Le contexte
Le Népal a connu pendant 10 ans une guérilla maoïste qui a fait plus de 13 000 morts. En novembre 2006 un accord de paix a été signé entre le CPN (M), communist Party of Nepal (maoïste) et le gouvernement népalais qui prévoyait notamment :
– le cantonnement des armes et des troupes de l'armée populaire (maoïste) sous contrôle de l'ONU,
– la constitution d'un gouvernement intérimaire et d'un Parlement intérimaire
– l'élection d'une assemblée constituante qui devait notamment décider du sort de la monarchie, en place depuis plus de deux siècles. Prévues en juin 2007, puis reportées en novembre de la même année, ces élections ont finalement eu lieu le 10 avril 2008.

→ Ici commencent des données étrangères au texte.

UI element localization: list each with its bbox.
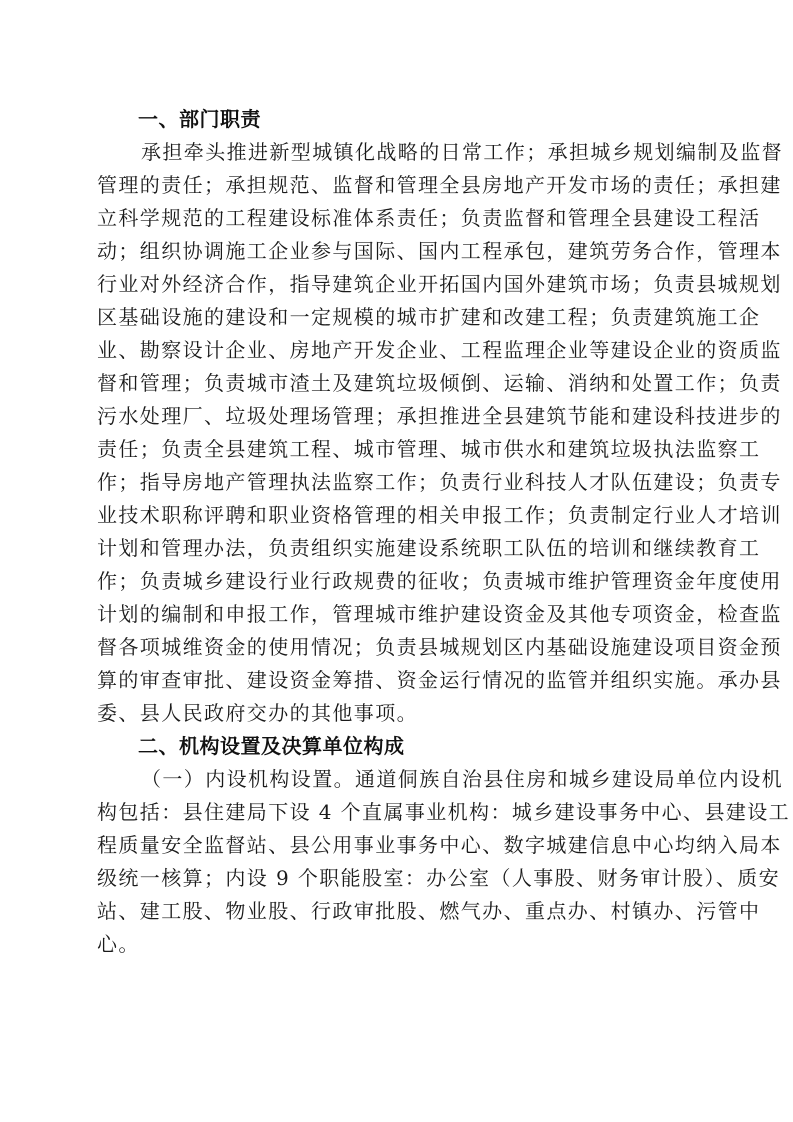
paragraph-line: 承担牵头推进新型城镇化战略的日常工作；承担城乡规划编制及监督 xyxy=(97,136,699,169)
paragraph-line: 业、勘察设计企业、房地产开发企业、工程监理企业等建设企业的资质监 xyxy=(97,334,699,367)
paragraph-line: 区基础设施的建设和一定规模的城市扩建和改建工程；负责建筑施工企 xyxy=(97,301,699,334)
paragraph-line: 委、县人民政府交办的其他事项。 xyxy=(97,697,699,730)
paragraph-line: 责任；负责全县建筑工程、城市管理、城市供水和建筑垃圾执法监察工 xyxy=(97,433,699,466)
organization-paragraph: （一）内设机构设置。通道侗族自治县住房和城乡建设局单位内设机 构包括：县住建局下… xyxy=(97,763,699,961)
paragraph-line: 动；组织协调施工企业参与国际、国内工程承包，建筑劳务合作，管理本 xyxy=(97,235,699,268)
paragraph-line: 算的审查审批、建设资金筹措、资金运行情况的监管并组织实施。承办县 xyxy=(97,664,699,697)
paragraph-line: 污水处理厂、垃圾处理场管理；承担推进全县建筑节能和建设科技进步的 xyxy=(97,400,699,433)
paragraph-line: 心。 xyxy=(97,928,699,961)
paragraph-line: 作；负责城乡建设行业行政规费的征收；负责城市维护管理资金年度使用 xyxy=(97,565,699,598)
paragraph-line: 管理的责任；承担规范、监督和管理全县房地产开发市场的责任；承担建 xyxy=(97,169,699,202)
paragraph-line: 站、建工股、物业股、行政审批股、燃气办、重点办、村镇办、污管中 xyxy=(97,895,699,928)
paragraph-line: 计划和管理办法，负责组织实施建设系统职工队伍的培训和继续教育工 xyxy=(97,532,699,565)
paragraph-line: 程质量安全监督站、县公用事业事务中心、数字城建信息中心均纳入局本 xyxy=(97,829,699,862)
paragraph-line: （一）内设机构设置。通道侗族自治县住房和城乡建设局单位内设机 xyxy=(97,763,699,796)
document-page: 一、部门职责 承担牵头推进新型城镇化战略的日常工作；承担城乡规划编制及监督 管理… xyxy=(97,103,699,961)
paragraph-line: 立科学规范的工程建设标准体系责任；负责监督和管理全县建设工程活 xyxy=(97,202,699,235)
duties-paragraph: 承担牵头推进新型城镇化战略的日常工作；承担城乡规划编制及监督 管理的责任；承担规… xyxy=(97,136,699,730)
paragraph-line: 作；指导房地产管理执法监察工作；负责行业科技人才队伍建设；负责专 xyxy=(97,466,699,499)
paragraph-line: 督各项城维资金的使用情况；负责县城规划区内基础设施建设项目资金预 xyxy=(97,631,699,664)
section-heading-organization: 二、机构设置及决算单位构成 xyxy=(97,730,699,763)
paragraph-line: 行业对外经济合作，指导建筑企业开拓国内国外建筑市场；负责县城规划 xyxy=(97,268,699,301)
paragraph-line: 业技术职称评聘和职业资格管理的相关申报工作；负责制定行业人才培训 xyxy=(97,499,699,532)
paragraph-line: 计划的编制和申报工作，管理城市维护建设资金及其他专项资金，检查监 xyxy=(97,598,699,631)
section-heading-department-duties: 一、部门职责 xyxy=(97,103,699,136)
paragraph-line: 级统一核算；内设 9 个职能股室：办公室（人事股、财务审计股）、质安 xyxy=(97,862,699,895)
paragraph-line: 督和管理；负责城市渣土及建筑垃圾倾倒、运输、消纳和处置工作；负责 xyxy=(97,367,699,400)
paragraph-line: 构包括：县住建局下设 4 个直属事业机构：城乡建设事务中心、县建设工 xyxy=(97,796,699,829)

Le résultat des élections a surpris tout le monde, au Népal comme parmi les observateurs internationaux : on s'attendait à ce que le CPN(M) arrive en troisième position et il est arrivé largement premier, devant les deux plus importants partis traditionnels, le Parti du Congrès (NP) et le et le parti communiste unifié marxiste-léniniste (CPN-UML). Toutefois il n'a pas la majorité et, jusqu'à présent, les leaders maoïstes accueillent leur victoire de façon responsable et consensuelle. Ils disent vouloir travailler avec les autres partis jusqu'à l'élaboration d'une constitution, promouvoir les investissements industriels, développer le secteur privé et accueillir avec bienveillance les investissements étrangers. Sur le plan international, le nouveau gouvernement (pas encore formé début mai 08) va sans doute poursuivre une politique très conciliante vis-à-vis du grand voisin chinois, comme on le constate dès maintenant à travers la répression des nombreuses manifestations de Tibétains réfugiés au Népal.
Les Droits Humains au Népal
On ne sait encore quelles seront les conséquences pour les droits de l'homme de l'arrivée au pouvoir du CPN(M). Jusqu'à présent la situation était pleine de dangers (dans un rapport publié en mars 2007, l'Observatoire pour la protection des droits de l'homme indique que le Népal est le deuxième pays au monde – après la Colombie – pour les menaces et agressions contre les défenseurs). Cela était dû :
– à une culture de l'impunité, fortement répandue au Népal,
– à l'émergence, parfois violente, de revendications de communautés ethniques longtemps marginalisées (notamment les Madhesis, dans la plaine du Teraï au sud du Népal),
– à l'incapacité des forces de sécurité à assurer partout la sécurité et le respect de la loi,
– à l'existence de certaines factions au sein du mouvement maoïste qui n'auraient pas renoncé à la violence (Young Communist League).